La proposta, provocatoria, è stata consegnata da un membro dell’Ufficio politico di Hamas, Khalil al-Hayya, in una intervista ad Ap: l’organizzazione s’impegna ad accettare una tregua di cinque anni se Israele accetterà la creazione di uno stato palestinese. In teoria sembra un passo in avanti, visto che anche la Casa Bianca sostiene la necessità dei due stati (ma senza Hamas), ma nella pratica le precisazioni che fa al-Hayya rendono irricevibile, per Israele, la proposta: rivendica il «diritto storico su tutte le terre palestinesi» nonché il riconoscimento del «diritto al ritorno». Significherebbe, in linea teorica, il rientro di sei milioni di discendenti di rifugiati nel territorio di Israele.
MANOVRE
Più realistica la proposta che, secondo l’agenzia di stampa russa Tass, Hamas tramite l’Egitto ha presentato a Israele: in cambio della sospensione degli attacchi delle forze israeliane offre il rilascio degli ostaggi e lo stop ai combattimenti per un anno. Quel tempo andrà usato per la creazione di uno stato palestinese. Infine, funzionari israeliani parlano di un terzo possibile accordo, più limitato: liberazione di 20 ostaggi da parte di Hamas in cambio della possibilità concessa ai palestinesi di tornare al Nord della Striscia. Solo ipotesi, per ora la trattativa non si sblocca. Ieri in Israele tutta l’attenzione è stata concentrata sulle grandi manovre per l’inizio dell’offensiva di terra a Rafah: in serata decine di carri armati erano ammassati al confine Sud, segnale che l’attacco è vicino. A Rafah, l’ultima cittadina prima del confine con l’Egitto, si erano rifugiati 1,4 milioni di palestinesi (dove solitamente vivevano in poco più di 250mila). Una parte è riuscita ad andarsene, si calcola circa 200mila, in direzione Khan Yunis, al-Muwasi, Gaza City. L’esercito israeliano sta allestendo delle tendopoli. Qualcuno ha superato il confine verso l’Egitto (s’ipotizza 80-100mila), ma su questo anche ieri il presidente al-Sisi ha ribadito: «Abbiamo adottato fin dall’inizio della guerra una chiara posizione. Siamo contrari alla migrazione forzata dei palestinesi dalle loro terre verso il Sinai o verso qualunque altro posto, garantiremo la salvaguardia della sicurezza nazionale egiziana». Un sito egiziano riporta le dichiarazione di una «fonte informata» del Paese: «La presenza militare israeliana al confine con l'Egitto costituirebbe una violazione del trattato di pace e la risposta del Cairo sarebbe decisiva».

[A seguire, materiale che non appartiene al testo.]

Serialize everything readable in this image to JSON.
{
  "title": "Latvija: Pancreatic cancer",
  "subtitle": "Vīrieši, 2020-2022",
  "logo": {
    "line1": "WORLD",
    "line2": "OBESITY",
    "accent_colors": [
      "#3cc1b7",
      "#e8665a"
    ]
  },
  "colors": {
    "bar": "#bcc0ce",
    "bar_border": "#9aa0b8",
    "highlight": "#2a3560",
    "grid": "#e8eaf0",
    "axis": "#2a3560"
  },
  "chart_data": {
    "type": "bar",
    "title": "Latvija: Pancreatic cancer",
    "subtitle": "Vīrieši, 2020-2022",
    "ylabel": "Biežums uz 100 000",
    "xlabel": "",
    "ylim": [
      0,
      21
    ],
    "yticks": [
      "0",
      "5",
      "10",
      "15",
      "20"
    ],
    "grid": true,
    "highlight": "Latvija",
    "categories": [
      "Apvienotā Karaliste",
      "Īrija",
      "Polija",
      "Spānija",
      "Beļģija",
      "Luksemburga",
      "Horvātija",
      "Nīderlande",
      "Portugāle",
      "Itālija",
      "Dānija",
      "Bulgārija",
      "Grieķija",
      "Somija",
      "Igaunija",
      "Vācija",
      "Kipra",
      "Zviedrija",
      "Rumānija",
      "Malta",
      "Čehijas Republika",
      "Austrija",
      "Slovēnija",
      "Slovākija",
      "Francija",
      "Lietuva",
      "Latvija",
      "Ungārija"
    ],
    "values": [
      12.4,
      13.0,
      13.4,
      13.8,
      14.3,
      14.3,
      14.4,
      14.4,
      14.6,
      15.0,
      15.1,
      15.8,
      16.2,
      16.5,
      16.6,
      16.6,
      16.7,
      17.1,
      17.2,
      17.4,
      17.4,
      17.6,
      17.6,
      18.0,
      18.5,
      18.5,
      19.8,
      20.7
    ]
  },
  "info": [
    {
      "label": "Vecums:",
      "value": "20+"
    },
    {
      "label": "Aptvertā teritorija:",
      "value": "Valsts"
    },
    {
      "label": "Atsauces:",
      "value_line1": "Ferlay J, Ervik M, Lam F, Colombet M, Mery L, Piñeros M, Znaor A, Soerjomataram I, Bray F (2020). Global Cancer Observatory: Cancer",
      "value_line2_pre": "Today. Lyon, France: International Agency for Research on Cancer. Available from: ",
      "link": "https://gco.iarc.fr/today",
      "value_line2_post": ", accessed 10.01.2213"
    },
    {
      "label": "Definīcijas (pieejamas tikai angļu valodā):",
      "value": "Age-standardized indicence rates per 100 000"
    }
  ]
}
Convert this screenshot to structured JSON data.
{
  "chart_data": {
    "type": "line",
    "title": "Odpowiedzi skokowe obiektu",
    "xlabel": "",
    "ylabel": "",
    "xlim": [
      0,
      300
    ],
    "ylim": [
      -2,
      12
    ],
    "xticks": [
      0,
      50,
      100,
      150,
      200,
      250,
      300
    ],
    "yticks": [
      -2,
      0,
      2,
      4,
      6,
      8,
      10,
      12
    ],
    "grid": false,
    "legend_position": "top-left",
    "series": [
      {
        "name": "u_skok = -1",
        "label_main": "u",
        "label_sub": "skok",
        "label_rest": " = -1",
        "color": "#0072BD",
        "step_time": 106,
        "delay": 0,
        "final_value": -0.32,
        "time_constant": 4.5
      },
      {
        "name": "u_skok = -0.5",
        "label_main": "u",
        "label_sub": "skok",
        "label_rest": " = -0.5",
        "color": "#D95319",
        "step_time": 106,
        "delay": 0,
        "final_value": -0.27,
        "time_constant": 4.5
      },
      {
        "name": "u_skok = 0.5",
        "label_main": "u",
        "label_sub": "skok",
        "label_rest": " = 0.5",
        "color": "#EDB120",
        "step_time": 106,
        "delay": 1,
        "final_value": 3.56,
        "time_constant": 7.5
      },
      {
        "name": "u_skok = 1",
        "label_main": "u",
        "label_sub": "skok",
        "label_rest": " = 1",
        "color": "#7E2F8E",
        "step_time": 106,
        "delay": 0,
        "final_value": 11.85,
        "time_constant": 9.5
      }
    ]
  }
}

Ieri si è riunito il gabinetto di guerra in Israele, l’Idf da giorni spinge perché venga dato il via libera all’attacco poiché ritiene che a Rafah si nascondano ancora 4 battaglioni di Hamas.
TIMORI
Ad ostacolare qualsiasi accordo che porti allo stop dei combattimenti, al rilascio degli ostaggi (quelli ancora in vita dovrebbero trovarsi a Rafah) in cambio della scarcerazione di prigionieri palestinesi e all’invio di aiuti umanitari, secondo un funzionario americano citato in forma anonima da una ricostruzione di Times of Israel, c’è l’ostinazione di Yayhya Sinwar, leader militare di Hamas che si trova dentro la Striscia di Gaza, nelle gallerie sotterranee. I vertici politici a Doha erano vicini ad accettare i termini della tregua, ma poi l’intesa è saltata. Dice il funzionario Usa: «In questo momento la verità è che c’è un accordo sul tavolo che soddisfa quasi tutte le richieste avanzate da Hamas. L’opinione degli egiziani, dei qatarioti e di coloro che sono abbastanza profondamente coinvolti è che la risposta arrivata all’interno di Gaza non è stata costruttiva». In sintesi: Sinwar non vuole alcun tipo di accordo.